Человек с головой коня промолчал, но никто бы не сумел прочесть его эмоции под маской. В наступившей тишине Алеку услышал тяжелое дыхание твари, скрывшейся под конской плотью.
– Где девицы? – спросил писатель.
– Как, по-твоему, я мог бы ответить на этот вопрос? – отозвался человек с головой коня.
– Куда ты их дел?
– А может, они уже разродились? Или умерли? – подхватила тварь. – Может, их чада уже рушат улицы и дома на своем пути? Ты наружу-то смотрел?
Алеку, поддавшись навязанному порыву, именно это и сделал – выглянул в окно, высматривая сквозь ветви деревьев во дворе улицу с ее лоснящейся мостовой, надеясь узреть не то, что мысленным взором и под воздействием человека с головой коня столько раз видел в снах наяву.
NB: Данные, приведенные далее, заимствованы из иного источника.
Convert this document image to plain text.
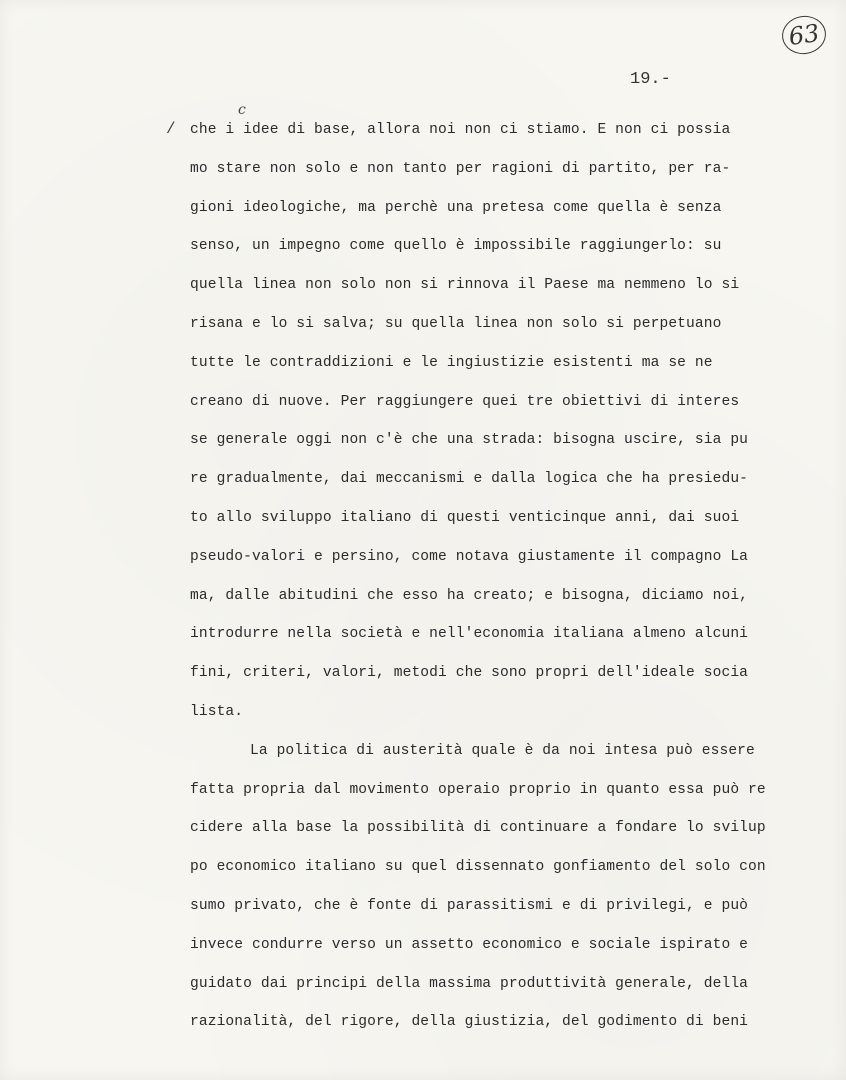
63
19.-
/
c
che i idee di base, allora noi non ci stiamo. E non ci possia
mo stare non solo e non tanto per ragioni di partito, per ra-
gioni ideologiche, ma perchè una pretesa come quella è senza
senso, un impegno come quello è impossibile raggiungerlo: su
quella linea non solo non si rinnova il Paese ma nemmeno lo si
risana e lo si salva; su quella linea non solo si perpetuano
tutte le contraddizioni e le ingiustizie esistenti ma se ne
creano di nuove. Per raggiungere quei tre obiettivi di interes
se generale oggi non c'è che una strada: bisogna uscire, sia pu
re gradualmente, dai meccanismi e dalla logica che ha presiedu-
to allo sviluppo italiano di questi venticinque anni, dai suoi
pseudo-valori e persino, come notava giustamente il compagno La
ma, dalle abitudini che esso ha creato; e bisogna, diciamo noi,
introdurre nella società e nell'economia italiana almeno alcuni
fini, criteri, valori, metodi che sono propri dell'ideale socia
lista.
La politica di austerità quale è da noi intesa può essere
fatta propria dal movimento operaio proprio in quanto essa può re
cidere alla base la possibilità di continuare a fondare lo svilup
po economico italiano su quel dissennato gonfiamento del solo con
sumo privato, che è fonte di parassitismi e di privilegi, e può
invece condurre verso un assetto economico e sociale ispirato e
guidato dai principi della massima produttività generale, della
razionalità, del rigore, della giustizia, del godimento di beni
Но он совершенно позабыл про улицу, когда увидел, что среди листвы поблескивают гладковыбритые головы: на ветвях сидели трое юнцов, маленькая банда притаилась под покровом ночи, как наемные убийцы. Они устремили на Алеку пристальные взгляды, один прижал палец к губам, без слов взывая к товарищескому духу и умоляя не разглашать их секрет. Писатель не издал ни звука, но от потрясения при виде трех безбородых, одетых в простые серые робы парнишек молчал он дольше, чем следовало, и опомнился, лишь когда три крысолюда грубо повалили его на пол.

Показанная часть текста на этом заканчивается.